Exercise \(\PageIndex{1}\)

Show that a good first guess for \(E\) is

\[E = \mathcal{M} + x(1 - \frac{1}{2}x^2 ) , \label{9.6.9} \tag{9.6.9}\]

where \[ x = \frac{e \sin \mathcal{M}}{1 - e \cos \mathcal{M}}. \label{9.6.10} \tag{9.6.10}\]

Exercise \(\PageIndex{2}\)

Write a computer program in the language of your choice for solving Kepler’s equation. The program should accept \(e\) and \(\mathcal{M}\) as input, and return \(E\) as output. The Newton-Raphson iteration should be terminated when \(|(E_{\text{new}} − E_{\text{old}}) / E_{\text{old}}\) is less than some small fraction to be determined by you.

Exercise \(\PageIndex{1}\)

An asteroid is moving in an elliptic orbit of semi major axis \(3 \text{AU}\) and eccentricity 0.6. It is at perihelion at time = 0. Calculate its distance from the Sun and its true anomaly one sidereal year later. You may take the mass of the asteroid and the mass of Earth to be negligible compared with the mass of the Sun. In that case, equation \ref{9.6.3} is merely

\[P^2 = \frac{4 π^2}{GM}a^3 , \]

where \(M\) is the mass of the Sun, and, if \(P\) is expressed in sidereal years and \(a\) in \(\text{AU}\), this becomes just \(P^2 = a^3\). Thus you can immediately calculate the period in years and hence, from equation \ref{9.6.4} you can find the mean anomaly. From there, you have to solve Kepler’s equation to get the eccentric anomaly, and the true anomaly from equation 2.3.16 or 17. Just make sure that you get the quadrant right.

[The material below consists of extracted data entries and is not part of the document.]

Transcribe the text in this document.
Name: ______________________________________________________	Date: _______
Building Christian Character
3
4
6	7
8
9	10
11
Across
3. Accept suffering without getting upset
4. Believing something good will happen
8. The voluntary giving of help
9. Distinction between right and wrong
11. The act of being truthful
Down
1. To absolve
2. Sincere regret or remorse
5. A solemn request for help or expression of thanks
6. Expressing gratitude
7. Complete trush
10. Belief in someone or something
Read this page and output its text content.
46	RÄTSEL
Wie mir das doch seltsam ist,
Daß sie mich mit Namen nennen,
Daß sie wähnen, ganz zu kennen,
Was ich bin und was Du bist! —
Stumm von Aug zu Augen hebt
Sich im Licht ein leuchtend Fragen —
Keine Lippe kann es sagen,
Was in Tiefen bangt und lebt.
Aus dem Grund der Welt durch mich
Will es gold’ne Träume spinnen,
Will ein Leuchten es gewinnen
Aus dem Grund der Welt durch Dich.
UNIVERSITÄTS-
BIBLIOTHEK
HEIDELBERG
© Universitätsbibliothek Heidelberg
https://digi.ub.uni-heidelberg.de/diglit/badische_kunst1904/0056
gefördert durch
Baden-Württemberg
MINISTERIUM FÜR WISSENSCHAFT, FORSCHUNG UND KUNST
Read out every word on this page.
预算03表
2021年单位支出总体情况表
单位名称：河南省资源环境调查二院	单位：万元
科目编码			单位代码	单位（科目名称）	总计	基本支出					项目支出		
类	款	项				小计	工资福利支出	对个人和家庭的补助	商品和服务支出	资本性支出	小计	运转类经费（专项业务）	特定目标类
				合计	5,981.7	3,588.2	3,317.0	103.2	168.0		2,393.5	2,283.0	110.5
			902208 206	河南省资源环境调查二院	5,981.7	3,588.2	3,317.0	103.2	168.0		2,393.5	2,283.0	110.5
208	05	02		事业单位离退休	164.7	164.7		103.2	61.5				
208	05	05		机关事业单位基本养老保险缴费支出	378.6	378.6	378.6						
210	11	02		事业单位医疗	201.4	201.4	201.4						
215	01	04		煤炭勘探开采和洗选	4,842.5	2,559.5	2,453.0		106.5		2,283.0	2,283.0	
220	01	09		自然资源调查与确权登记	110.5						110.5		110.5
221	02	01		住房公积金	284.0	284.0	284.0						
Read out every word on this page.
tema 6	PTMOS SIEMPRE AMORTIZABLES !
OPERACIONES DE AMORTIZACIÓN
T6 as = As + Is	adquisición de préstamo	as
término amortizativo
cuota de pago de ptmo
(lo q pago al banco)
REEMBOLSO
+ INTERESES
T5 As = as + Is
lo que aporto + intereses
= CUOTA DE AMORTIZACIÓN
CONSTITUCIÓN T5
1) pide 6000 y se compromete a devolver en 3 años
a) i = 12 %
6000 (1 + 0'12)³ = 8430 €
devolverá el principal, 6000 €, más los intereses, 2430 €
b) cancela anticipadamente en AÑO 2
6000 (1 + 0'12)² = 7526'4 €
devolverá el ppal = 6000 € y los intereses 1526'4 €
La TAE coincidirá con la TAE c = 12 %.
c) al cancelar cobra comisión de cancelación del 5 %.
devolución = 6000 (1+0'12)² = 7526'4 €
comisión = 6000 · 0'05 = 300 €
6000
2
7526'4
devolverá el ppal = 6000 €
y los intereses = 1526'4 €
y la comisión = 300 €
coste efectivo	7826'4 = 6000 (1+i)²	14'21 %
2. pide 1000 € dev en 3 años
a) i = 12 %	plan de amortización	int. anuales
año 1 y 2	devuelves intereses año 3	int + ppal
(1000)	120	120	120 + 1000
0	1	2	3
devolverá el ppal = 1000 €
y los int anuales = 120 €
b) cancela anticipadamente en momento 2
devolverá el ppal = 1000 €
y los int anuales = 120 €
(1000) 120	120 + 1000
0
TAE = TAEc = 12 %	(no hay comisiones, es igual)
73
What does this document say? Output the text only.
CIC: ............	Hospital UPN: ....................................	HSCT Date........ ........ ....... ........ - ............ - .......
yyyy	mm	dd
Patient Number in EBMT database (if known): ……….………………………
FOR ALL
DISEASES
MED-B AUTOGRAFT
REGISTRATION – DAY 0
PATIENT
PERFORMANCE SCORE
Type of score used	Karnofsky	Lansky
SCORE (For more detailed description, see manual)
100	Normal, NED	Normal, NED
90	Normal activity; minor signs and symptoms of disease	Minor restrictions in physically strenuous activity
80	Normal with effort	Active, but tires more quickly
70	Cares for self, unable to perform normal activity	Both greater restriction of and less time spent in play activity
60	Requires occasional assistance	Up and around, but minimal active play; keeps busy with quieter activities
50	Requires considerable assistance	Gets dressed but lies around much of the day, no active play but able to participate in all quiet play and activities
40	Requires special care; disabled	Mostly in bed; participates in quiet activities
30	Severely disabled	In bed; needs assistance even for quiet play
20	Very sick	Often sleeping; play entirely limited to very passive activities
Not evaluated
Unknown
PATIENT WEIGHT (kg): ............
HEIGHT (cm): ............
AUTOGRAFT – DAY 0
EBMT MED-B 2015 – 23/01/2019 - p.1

Exercise \(\PageIndex{1}\)

Write a computer program that will give you the true anomaly and heliocentric distance as a function of time since perihelion passage for an asteroid whose elliptic orbit is characterized by \(a\), \(e\). Run the program for the asteroid of the previous exercise for every day for a complete period.

You are now making some real progress towards ephemeris computation!